Yours & Preacher's (2006) article introducing the idea of "fitting propensity" are, in my opinion, MUST READS for anyone who does any kind of latent variable modelling.

Thanks! Flattered to be recommended alongside Kris.

Seconded. Dale Kim introduced me to the idea of fitting propensity and it bugs me it's not more widely known!

There are a lot of things that I feel are important but a little "out there". Aside from fit propensity I'd put in Raykov's proof of infinite equivalent models, growth mixture models that cannot distinguish non-normality from multiple latent classes, etc. I guess the main prob1/2

with this kind of things (and hence their lack of popularity) is that they're a constant reminder that there is no such thing as 'standard statistical analysis' that can be rote-performed HOWEVER if there are problems and nobody talks about them... do they even exist? 2/2

Another along those lines is Waller (2008) on fungible regression weights - coefficients can be drastically different (even with reversed signs!) and still yield near identical R^2s

Extended to SEM by Pek & Wu (2018), Lee, MacCallum, & Brown (2018) and others.

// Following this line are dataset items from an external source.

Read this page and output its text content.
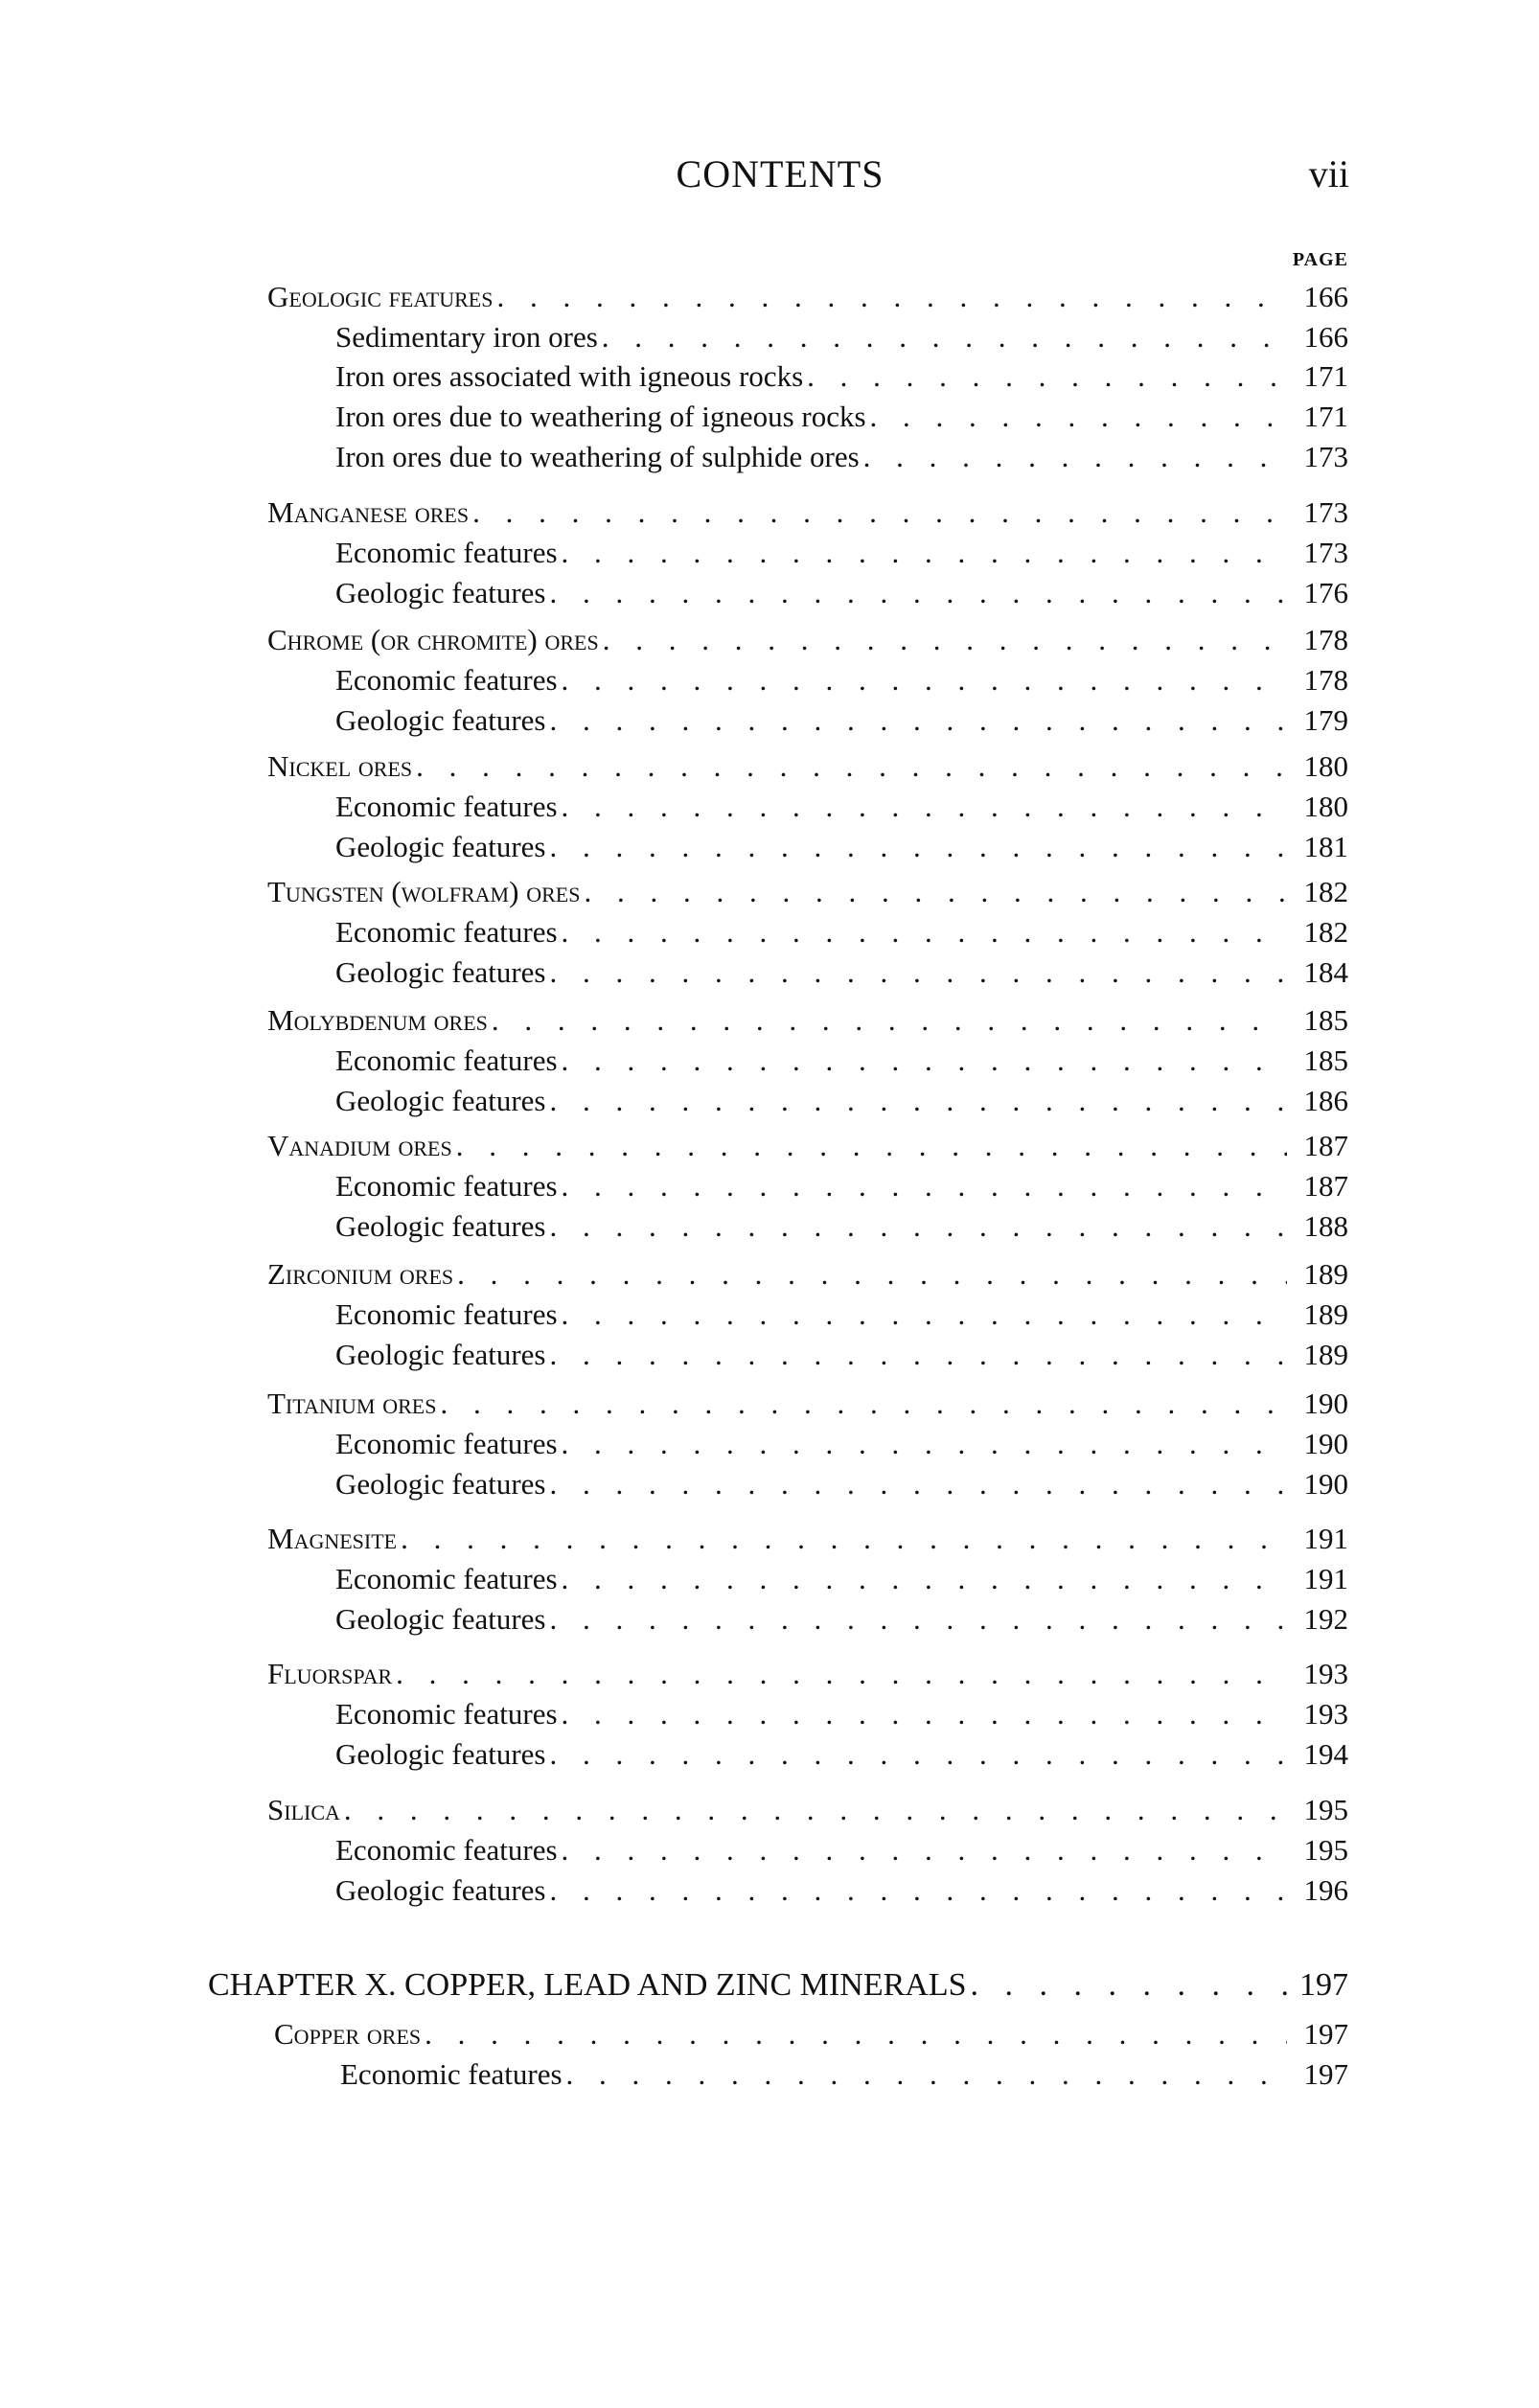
CONTENTS	vii
PAGE
Geologic features . . .	166
Sedimentary iron ores . . .	166
Iron ores associated with igneous rocks . . .	171
Iron ores due to weathering of igneous rocks . . .	171
Iron ores due to weathering of sulphide ores . . .	173
Manganese ores . . .	173
Economic features . . .	173
Geologic features . . .	176
Chrome (or chromite) ores . . .	178
Economic features . . .	178
Geologic features . . .	179
Nickel ores . . .	180
Economic features . . .	180
Geologic features . . .	181
Tungsten (wolfram) ores . . .	182
Economic features . . .	182
Geologic features . . .	184
Molybdenum ores . . .	185
Economic features . . .	185
Geologic features . . .	186
Vanadium ores . . .	187
Economic features . . .	187
Geologic features . . .	188
Zirconium ores . . .	189
Economic features . . .	189
Geologic features . . .	189
Titanium ores . . .	190
Economic features . . .	190
Geologic features . . .	190
Magnesite . . .	191
Economic features . . .	191
Geologic features . . .	192
Fluorspar . . .	193
Economic features . . .	193
Geologic features . . .	194
Silica . . .	195
Economic features . . .	195
Geologic features . . .	196
CHAPTER X. COPPER, LEAD AND ZINC MINERALS . . .	197
Copper ores . . .	197
Economic features . . .	197
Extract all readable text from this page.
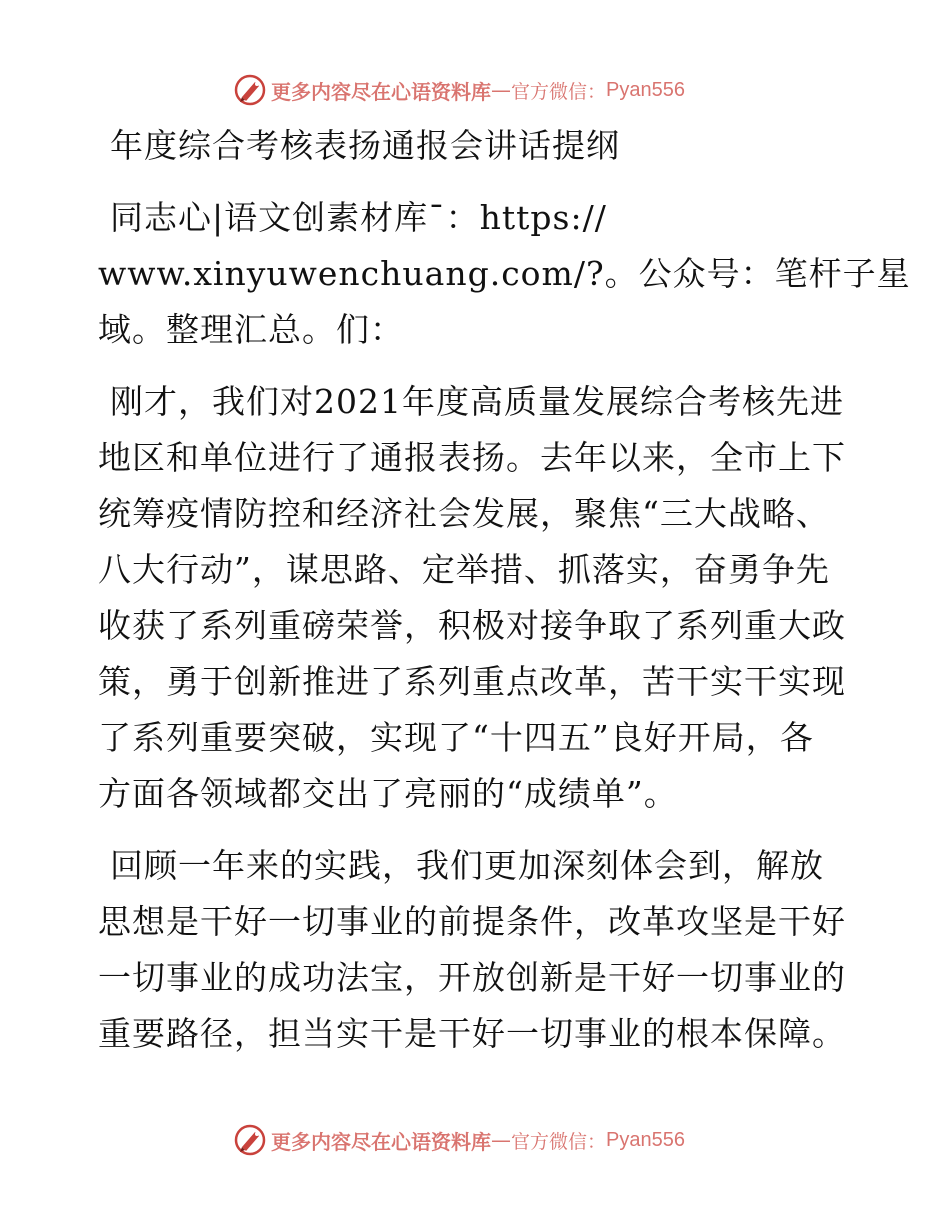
更多内容尽在心语资料库 — 官方微信： Pyan556
年度综合考核表扬通报会讲话提纲
同志心|语文创素材库¯：https://
www.xinyuwenchuang.com/?。公众号：笔杆子星
域。整理汇总。们：
刚才，我们对2021年度高质量发展综合考核先进
地区和单位进行了通报表扬。去年以来，全市上下
统筹疫情防控和经济社会发展，聚焦“三大战略、
八大行动”，谋思路、定举措、抓落实，奋勇争先
收获了系列重磅荣誉，积极对接争取了系列重大政
策，勇于创新推进了系列重点改革，苦干实干实现
了系列重要突破，实现了“十四五”良好开局，各
方面各领域都交出了亮丽的“成绩单”。
回顾一年来的实践，我们更加深刻体会到，解放
思想是干好一切事业的前提条件，改革攻坚是干好
一切事业的成功法宝，开放创新是干好一切事业的
重要路径，担当实干是干好一切事业的根本保障。
更多内容尽在心语资料库 — 官方微信： Pyan556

Interesting work.

I've only read Waller (2008). I found it interesting from a theory point of view however... correct me if I'm wrong but, doesn't the whole thing about fungible regression coefficients allows for solutions that aren't optimal? As in they are not *the* least-squares solution?

Waiting on my library to access this pub, so apologies if you answer this question already: is there still utility in using model-based reliability indices (e.g., OmegasH, OmegaHS, % reliable variance) from bifactor models to inform use of composite scores?

Those indices aren’t discussed in this paper, but yes - bifactor (and imo all latent variable) models must be evaluated by criteria that supplement overall model-data fit. For those who don’t know, useful criteria are presented by Rodriguez & Reise (2015a/b in JPA/Psych Methods)